Meirelles acha que a economia americana vai deslizar ainda mais antes de melhorar e que o problema dos bancos permanecerá por algum tempo.
— Mas no final, se os bancos não conseguirem captar no mercado o que precisam, o governo dará dinheiro público, o que for necessário.
No fim do processo, em novembro, os bancos estarão capitalizados.
Para a economista Mônica de Bolle, da Galanto Consultoria, como o Tesouro e o Fed disseram que os bancos que precisam se capitalizar são viáveis, o governo dos EUA terá que, de alguma forma, suprir a necessidade de capital dos bancos.
— Uma coisa é o mercado receber bem o resultado do teste. Outra coisa é ter espaço para os bancos se capitalizarem sem o governo.
Se eles não conseguirem captar recursos no mercado, o dinheiro virá do governo.
Até porque, o governo disse que os bancos são viáveis. Ou a instituição é viável, precisa de um aporte, mas pode sobreviver por um período, ou a instituição não é viável — disse ela.
Sobre a situação cambial, o presidente do Banco Central disse que a dívida do Brasil no passado foi muito dolarizada, porque era necessário.
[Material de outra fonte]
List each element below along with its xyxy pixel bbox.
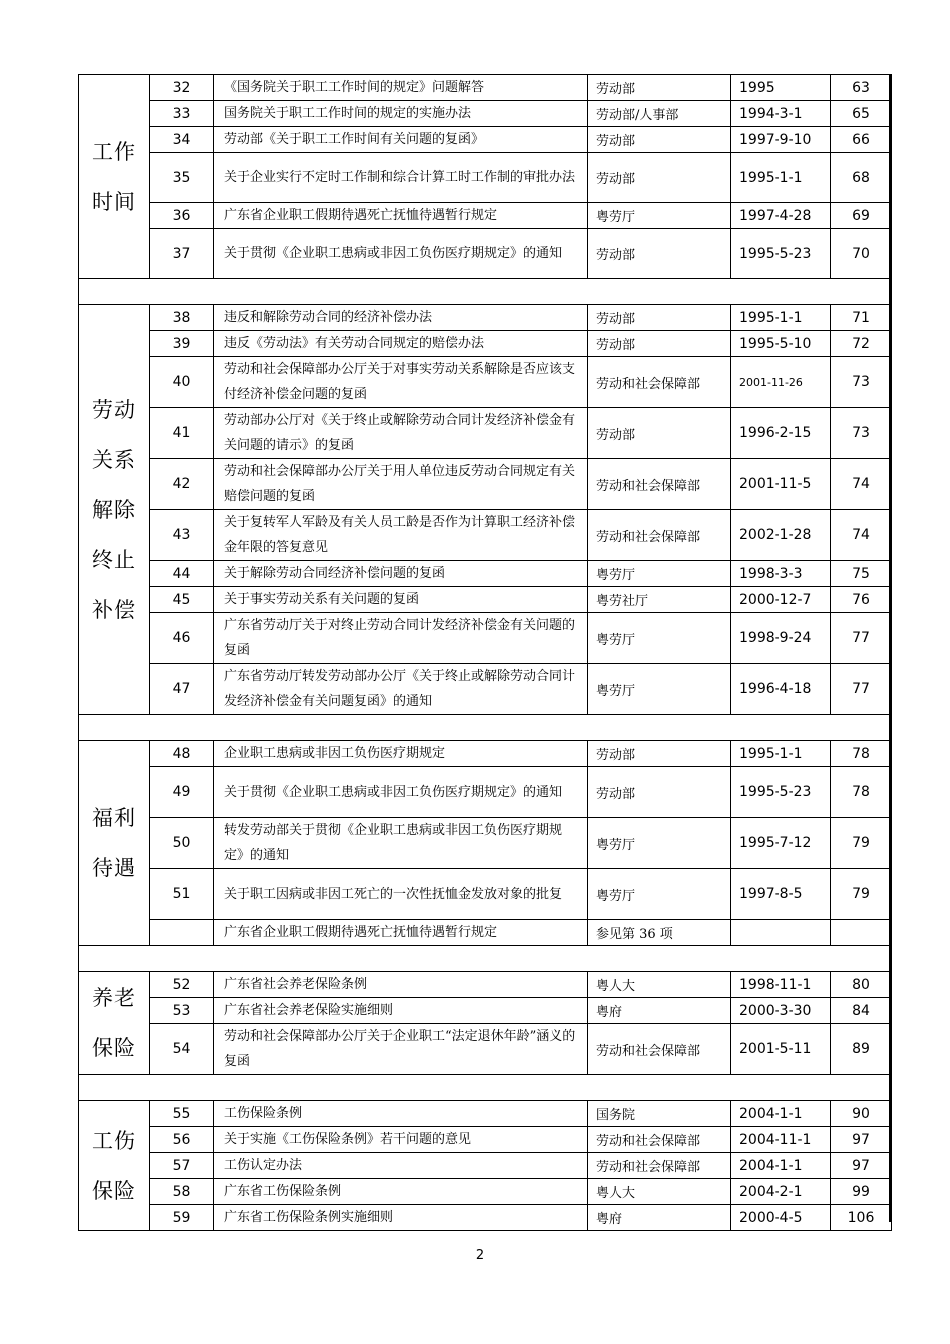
document-title-cell: 国务院关于职工工作时间的规定的实施办法 [214, 101, 588, 127]
item-number-cell: 43 [150, 510, 214, 561]
effective-date-cell: 2001-11-26 [731, 357, 831, 408]
item-number-cell: 37 [150, 229, 214, 279]
issuer-cell: 劳动部 [588, 305, 731, 331]
document-title-cell: 劳动和社会保障部办公厅关于用人单位违反劳动合同规定有关赔偿问题的复函 [214, 459, 588, 510]
effective-date-cell: 2004-11-1 [731, 1127, 831, 1153]
document-title-cell: 劳动部办公厅对《关于终止或解除劳动合同计发经济补偿金有关问题的请示》的复函 [214, 408, 588, 459]
item-number-cell: 47 [150, 664, 214, 715]
document-title-cell: 广东省工伤保险条例 [214, 1179, 588, 1205]
category-cell: 劳动 关系 解除 终止 补偿 [79, 305, 150, 715]
table-row [79, 664, 892, 715]
document-title-cell: 关于复转军人军龄及有关人员工龄是否作为计算职工经济补偿金年限的答复意见 [214, 510, 588, 561]
effective-date-cell: 2000-3-30 [731, 998, 831, 1024]
table-row [79, 972, 892, 998]
page-ref-cell [831, 920, 892, 946]
page-ref-cell: 73 [831, 408, 892, 459]
issuer-cell: 劳动和社会保障部 [588, 510, 731, 561]
item-number-cell: 38 [150, 305, 214, 331]
item-number-cell: 33 [150, 101, 214, 127]
item-number-cell [150, 920, 214, 946]
effective-date-cell: 1995-5-23 [731, 229, 831, 279]
page-ref-cell: 97 [831, 1153, 892, 1179]
item-number-cell: 44 [150, 561, 214, 587]
item-number-cell: 35 [150, 153, 214, 203]
issuer-cell: 粤府 [588, 998, 731, 1024]
table-row [79, 869, 892, 920]
document-title-cell: 关于解除劳动合同经济补偿问题的复函 [214, 561, 588, 587]
table-row [79, 1179, 892, 1205]
table-row [79, 203, 892, 229]
section-spacer-row [79, 1075, 892, 1101]
item-number-cell: 32 [150, 75, 214, 101]
table-row [79, 305, 892, 331]
effective-date-cell: 1998-11-1 [731, 972, 831, 998]
effective-date-cell: 2002-1-28 [731, 510, 831, 561]
effective-date-cell: 1998-3-3 [731, 561, 831, 587]
page-ref-cell: 74 [831, 459, 892, 510]
effective-date-cell: 1995-7-12 [731, 818, 831, 869]
table-row [79, 408, 892, 459]
document-title-cell: 关于贯彻《企业职工患病或非因工负伤医疗期规定》的通知 [214, 767, 588, 818]
document-title-cell: 关于实施《工伤保险条例》若干问题的意见 [214, 1127, 588, 1153]
table-row [79, 1024, 892, 1075]
page-ref-cell: 66 [831, 127, 892, 153]
item-number-cell: 42 [150, 459, 214, 510]
document-title-cell: 广东省企业职工假期待遇死亡抚恤待遇暂行规定 [214, 203, 588, 229]
effective-date-cell: 2001-11-5 [731, 459, 831, 510]
item-number-cell: 58 [150, 1179, 214, 1205]
page-ref-cell: 106 [831, 1205, 892, 1231]
document-title-cell: 广东省社会养老保险条例 [214, 972, 588, 998]
effective-date-cell: 1995 [731, 75, 831, 101]
page-ref-cell: 84 [831, 998, 892, 1024]
document-title-cell: 广东省企业职工假期待遇死亡抚恤待遇暂行规定 [214, 920, 588, 946]
item-number-cell: 51 [150, 869, 214, 920]
section-spacer-row [79, 946, 892, 972]
effective-date-cell: 2001-5-11 [731, 1024, 831, 1075]
item-number-cell: 48 [150, 741, 214, 767]
issuer-cell: 劳动部 [588, 75, 731, 101]
section-spacer-row [79, 279, 892, 305]
table-row [79, 818, 892, 869]
item-number-cell: 57 [150, 1153, 214, 1179]
document-title-cell: 广东省工伤保险条例实施细则 [214, 1205, 588, 1231]
spacer-cell [79, 946, 892, 972]
table-body [79, 75, 892, 1231]
table-row [79, 1205, 892, 1231]
issuer-cell: 劳动部 [588, 153, 731, 203]
table-row [79, 127, 892, 153]
effective-date-cell: 1995-5-23 [731, 767, 831, 818]
regulations-table [78, 74, 892, 1231]
table-row [79, 767, 892, 818]
table-row [79, 101, 892, 127]
item-number-cell: 50 [150, 818, 214, 869]
effective-date-cell: 1995-1-1 [731, 741, 831, 767]
issuer-cell: 粤人大 [588, 972, 731, 998]
page-ref-cell: 72 [831, 331, 892, 357]
document-title-cell: 工伤认定办法 [214, 1153, 588, 1179]
page-ref-cell: 80 [831, 972, 892, 998]
table-row [79, 998, 892, 1024]
issuer-cell: 劳动部 [588, 229, 731, 279]
issuer-cell: 劳动部 [588, 331, 731, 357]
table-row [79, 331, 892, 357]
item-number-cell: 59 [150, 1205, 214, 1231]
spacer-cell [79, 279, 892, 305]
effective-date-cell: 2004-2-1 [731, 1179, 831, 1205]
effective-date-cell: 2000-4-5 [731, 1205, 831, 1231]
issuer-cell: 粤劳社厅 [588, 587, 731, 613]
document-title-cell: 关于贯彻《企业职工患病或非因工负伤医疗期规定》的通知 [214, 229, 588, 279]
document-title-cell: 关于事实劳动关系有关问题的复函 [214, 587, 588, 613]
table-row [79, 1101, 892, 1127]
page-ref-cell: 68 [831, 153, 892, 203]
issuer-cell: 粤劳厅 [588, 203, 731, 229]
document-title-cell: 劳动和社会保障部办公厅关于对事实劳动关系解除是否应该支付经济补偿金问题的复函 [214, 357, 588, 408]
table-row [79, 1127, 892, 1153]
issuer-cell: 劳动部/人事部 [588, 101, 731, 127]
item-number-cell: 49 [150, 767, 214, 818]
document-title-cell: 转发劳动部关于贯彻《企业职工患病或非因工负伤医疗期规定》的通知 [214, 818, 588, 869]
issuer-cell: 粤劳厅 [588, 613, 731, 664]
page-ref-cell: 69 [831, 203, 892, 229]
page-ref-cell: 89 [831, 1024, 892, 1075]
page-ref-cell: 73 [831, 357, 892, 408]
item-number-cell: 39 [150, 331, 214, 357]
page-ref-cell: 76 [831, 587, 892, 613]
page-ref-cell: 70 [831, 229, 892, 279]
table-row [79, 561, 892, 587]
item-number-cell: 46 [150, 613, 214, 664]
effective-date-cell: 2004-1-1 [731, 1101, 831, 1127]
page-ref-cell: 74 [831, 510, 892, 561]
table-row [79, 613, 892, 664]
item-number-cell: 34 [150, 127, 214, 153]
item-number-cell: 56 [150, 1127, 214, 1153]
item-number-cell: 54 [150, 1024, 214, 1075]
item-number-cell: 55 [150, 1101, 214, 1127]
document-title-cell: 广东省劳动厅转发劳动部办公厅《关于终止或解除劳动合同计发经济补偿金有关问题复函》的通知 [214, 664, 588, 715]
issuer-cell: 劳动和社会保障部 [588, 1153, 731, 1179]
issuer-cell: 劳动部 [588, 741, 731, 767]
page-ref-cell: 78 [831, 741, 892, 767]
effective-date-cell: 1997-4-28 [731, 203, 831, 229]
table-row [79, 741, 892, 767]
table-row [79, 587, 892, 613]
page-ref-cell: 75 [831, 561, 892, 587]
category-cell: 养老 保险 [79, 972, 150, 1075]
category-cell: 工伤 保险 [79, 1101, 150, 1231]
issuer-cell: 劳动和社会保障部 [588, 459, 731, 510]
document-title-cell: 劳动部《关于职工工作时间有关问题的复函》 [214, 127, 588, 153]
item-number-cell: 45 [150, 587, 214, 613]
table-row [79, 1153, 892, 1179]
table-right-border [889, 74, 892, 1222]
page-ref-cell: 90 [831, 1101, 892, 1127]
issuer-cell: 劳动和社会保障部 [588, 1024, 731, 1075]
effective-date-cell: 1996-2-15 [731, 408, 831, 459]
issuer-cell: 劳动部 [588, 127, 731, 153]
effective-date-cell: 2004-1-1 [731, 1153, 831, 1179]
table-row [79, 459, 892, 510]
issuer-cell: 参见第 36 项 [588, 920, 731, 946]
effective-date-cell: 1996-4-18 [731, 664, 831, 715]
page-ref-cell: 65 [831, 101, 892, 127]
effective-date-cell: 1995-1-1 [731, 305, 831, 331]
effective-date-cell: 2000-12-7 [731, 587, 831, 613]
spacer-cell [79, 1075, 892, 1101]
table-row [79, 75, 892, 101]
page-ref-cell: 97 [831, 1127, 892, 1153]
table-row [79, 357, 892, 408]
effective-date-cell: 1997-9-10 [731, 127, 831, 153]
table-row [79, 920, 892, 946]
issuer-cell: 劳动部 [588, 408, 731, 459]
issuer-cell: 粤劳厅 [588, 664, 731, 715]
page-ref-cell: 79 [831, 869, 892, 920]
page-ref-cell: 78 [831, 767, 892, 818]
item-number-cell: 53 [150, 998, 214, 1024]
document-title-cell: 广东省社会养老保险实施细则 [214, 998, 588, 1024]
effective-date-cell [731, 920, 831, 946]
document-title-cell: 劳动和社会保障部办公厅关于企业职工“法定退休年龄”涵义的复函 [214, 1024, 588, 1075]
page-number: 2 [475, 1248, 485, 1263]
document-title-cell: 工伤保险条例 [214, 1101, 588, 1127]
page-ref-cell: 99 [831, 1179, 892, 1205]
effective-date-cell: 1997-8-5 [731, 869, 831, 920]
effective-date-cell: 1998-9-24 [731, 613, 831, 664]
effective-date-cell: 1995-5-10 [731, 331, 831, 357]
table-row [79, 153, 892, 203]
issuer-cell: 粤劳厅 [588, 561, 731, 587]
document-title-cell: 企业职工患病或非因工负伤医疗期规定 [214, 741, 588, 767]
category-cell: 工作 时间 [79, 75, 150, 279]
issuer-cell: 粤人大 [588, 1179, 731, 1205]
document-title-cell: 《国务院关于职工工作时间的规定》问题解答 [214, 75, 588, 101]
item-number-cell: 52 [150, 972, 214, 998]
item-number-cell: 36 [150, 203, 214, 229]
document-title-cell: 关于职工因病或非因工死亡的一次性抚恤金发放对象的批复 [214, 869, 588, 920]
page-ref-cell: 77 [831, 613, 892, 664]
issuer-cell: 粤府 [588, 1205, 731, 1231]
section-spacer-row [79, 715, 892, 741]
page-ref-cell: 77 [831, 664, 892, 715]
table-row [79, 510, 892, 561]
issuer-cell: 国务院 [588, 1101, 731, 1127]
page-ref-cell: 79 [831, 818, 892, 869]
issuer-cell: 劳动部 [588, 767, 731, 818]
page-ref-cell: 71 [831, 305, 892, 331]
item-number-cell: 41 [150, 408, 214, 459]
effective-date-cell: 1994-3-1 [731, 101, 831, 127]
table-row [79, 229, 892, 279]
issuer-cell: 粤劳厅 [588, 818, 731, 869]
spacer-cell [79, 715, 892, 741]
document-title-cell: 关于企业实行不定时工作制和综合计算工时工作制的审批办法 [214, 153, 588, 203]
issuer-cell: 劳动和社会保障部 [588, 357, 731, 408]
effective-date-cell: 1995-1-1 [731, 153, 831, 203]
issuer-cell: 粤劳厅 [588, 869, 731, 920]
category-cell: 福利 待遇 [79, 741, 150, 946]
document-title-cell: 违反《劳动法》有关劳动合同规定的赔偿办法 [214, 331, 588, 357]
document-title-cell: 广东省劳动厅关于对终止劳动合同计发经济补偿金有关问题的复函 [214, 613, 588, 664]
document-title-cell: 违反和解除劳动合同的经济补偿办法 [214, 305, 588, 331]
issuer-cell: 劳动和社会保障部 [588, 1127, 731, 1153]
page-ref-cell: 63 [831, 75, 892, 101]
item-number-cell: 40 [150, 357, 214, 408]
Depois, o BC passou a reduzir o passivo cambial.
Em seguida, passou a ter uma posição comprada no futuro.
— No início da crise, estava com US$ 22 bilhões, e isso foi fundamental, porque o Banco Central pôde vender dólar. Vendemos mais do que tínhamos, e passamos a resgatar essas posições. Agora, zeramos nossa posição.
Para Meirelles, aquele estresse cambial já acabou.
— Por todas as indicações de hoje, já passou sim.
Ainda há muita incerteza, estamos preparados para reversões, mas aquele estresse passou.
Sobre a ata do Copom, ele não quis falar muito.
— Ata de Copom não se explica, se publica. Até porque, se for explicar, vira outra ata. Cada frase lá é discutida, cada palavra, a sequência, tudo para ter uma comunicação explícita. Nada está na ata por acaso.
Tudo foi bem pensado.
O mercado entendeu, e ele não contradisse, que os juros vão cair mais rapidamente, porque o nível de atividade está mais fraco e os riscos inflacionários são menores. Para o economista José Márcio Camargo, da PUC, o Banco Central está vendo uma provável retomada da atividade, mas de forma bastante lenta.
— O BC chama a atenção, em vários pontos da ata, para o elevado grau de ociosidade na indústria, com o desemprego aumentando e pessoal subutilizado. O Banco Central está prevendo pouca pressão inflacionária para o restante de 2009 e para 2010.
Quando perguntei sobre carreira política, ele disse que é precipitado, porque está inteiramente focado no Banco Central e na crise econômica.
— Num certo momento decidirei, ou pela carreira política ou por voltar ao setor privado.